It is said that hail cause an average of about $1 billion in damage to crops and property each year. If that's true, a recent hailstorm in North Texas is quickly approaching half that amount on its own.
The Insurance Council of Texas has already issued another update to a massive hailstorm that pelted the city of Amarillo with hail up to the size of baseballs on May 28. ICT says insured losses are expected to reach $400 million.
The new predicted insured-loss total is a quick jump from an earlier estimate of $200 million released about three days after the storm pounded Amarillo, Texas' fourteenth-largest city, in the state's Panhandle—within the same line as the recent string of severe weather affecting Oklahoma.
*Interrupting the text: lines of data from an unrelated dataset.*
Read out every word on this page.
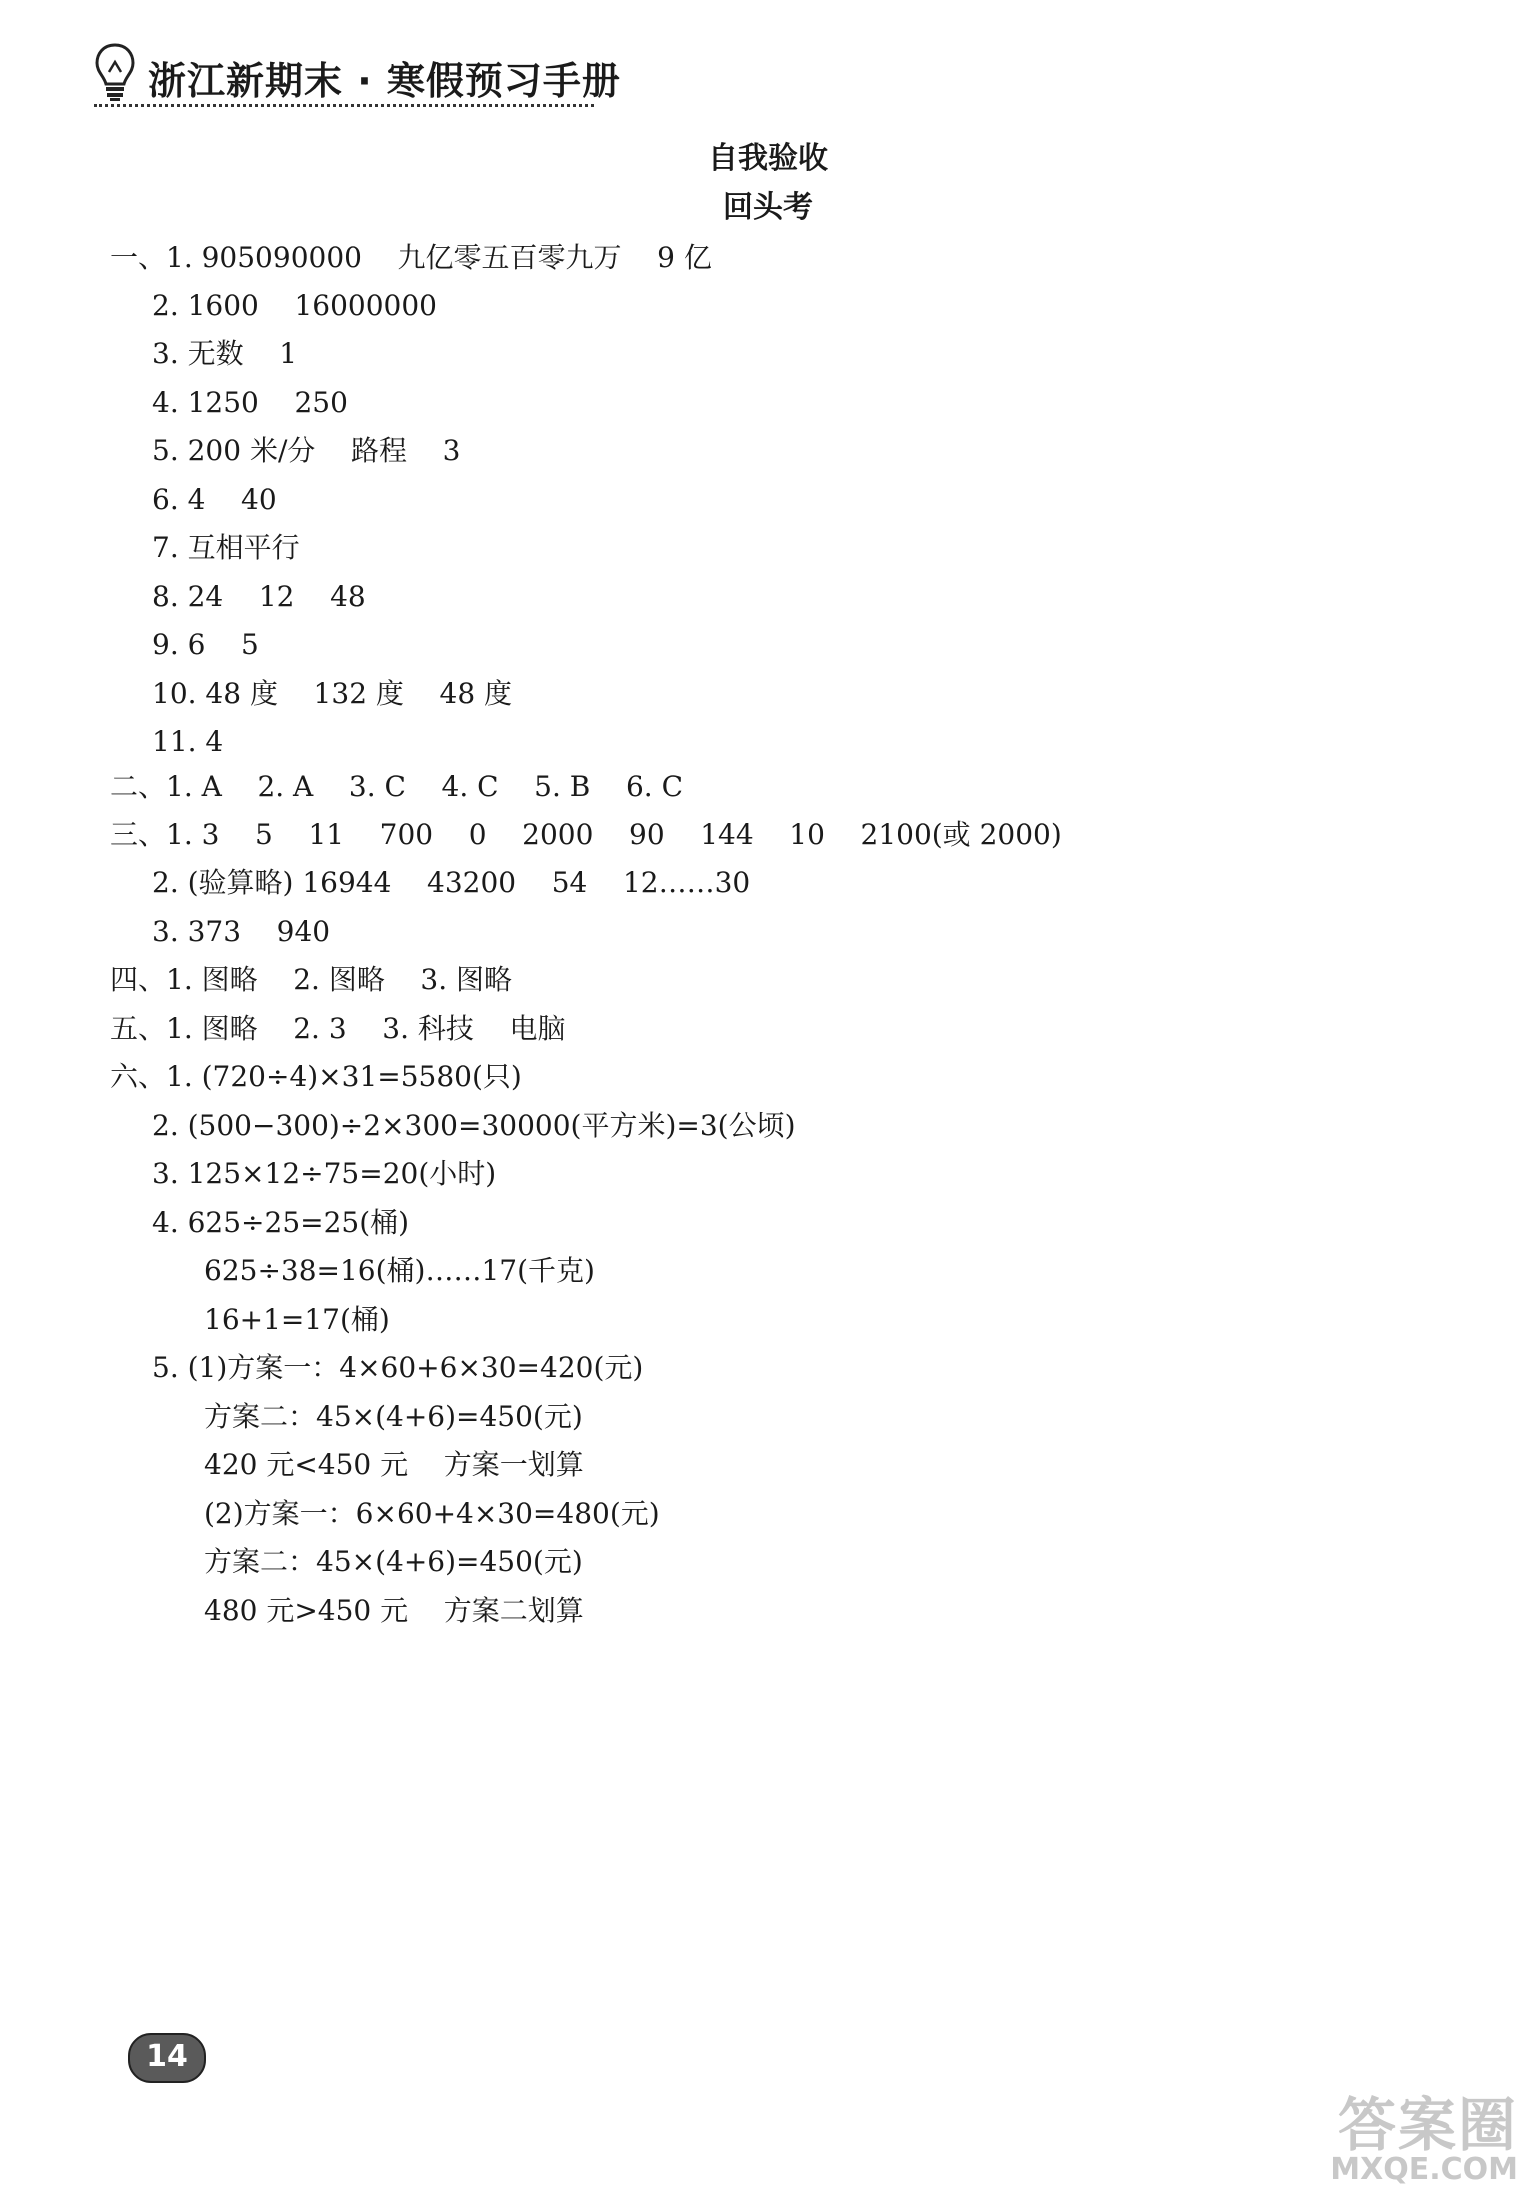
浙江新期末 · 寒假预习手册
自我验收
回头考
一、1. 905090000    九亿零五百零九万    9 亿
2. 1600    16000000
3. 无数    1
4. 1250    250
5. 200 米/分    路程    3
6. 4    40
7. 互相平行
8. 24    12    48
9. 6    5
10. 48 度    132 度    48 度
11. 4
二、1. A    2. A    3. C    4. C    5. B    6. C
三、1. 3    5    11    700    0    2000    90    144    10    2100(或 2000)
2. (验算略) 16944    43200    54    12……30
3. 373    940
四、1. 图略    2. 图略    3. 图略
五、1. 图略    2. 3    3. 科技    电脑
六、1. (720÷4)×31=5580(只)
2. (500−300)÷2×300=30000(平方米)=3(公顷)
3. 125×12÷75=20(小时)
4. 625÷25=25(桶)
625÷38=16(桶)……17(千克)
16+1=17(桶)
5. (1)方案一：4×60+6×30=420(元)
方案二：45×(4+6)=450(元)
420 元<450 元    方案一划算
(2)方案一：6×60+4×30=480(元)
方案二：45×(4+6)=450(元)
480 元>450 元    方案二划算
14
答案圈
MXQE.COM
ICT spokesman Mark Hanna says about 35,000 vehicles and thousands of homes have been damaged by the May 28 storm. Windshields were shattered and roofs sustained heavy damage. Hanna reports the Drury Body Shop in Amarillo says there is a two-month wait for repairs.
Roofers say they will still be busy with repairs at this time next year. One roofer Hanna spoke to, Brandon Roberts of West Texas Roofing, says high-end roofs and the highest class of impact-resistant asphalt shingles are totaled out.
The National Oceanic Atmospheric Administration says hail causes about $1 billion dollars in damage, on average, to crops and property each year. Events involving wind, hail or flood accounted for $14.8 billion in insured catastrophe losses in 2011 dollars from 1992 to 2011 (not including payouts from the National Flood Insurance Program), according to ISO.
Earlier this month tornadoes and hail in the North Texas region on May 15 caused about $250 million in insured losses, according to preliminary estimates from ICT.
Hanna says the estimate will likely change since the storm affected a large area—seven or eight counties—and insurers continued to count claims. The storms included softball-sized hail and cut power to tens of thousands of home and businesses.
This time of year has not been kind to Texas vehicles. Last year insured losses from a June hailstorm in the Dallas-Fort Worth area were about $900 million—and that followed insured losses of about $750 million from tornadoes and hail in the same area in April 2012.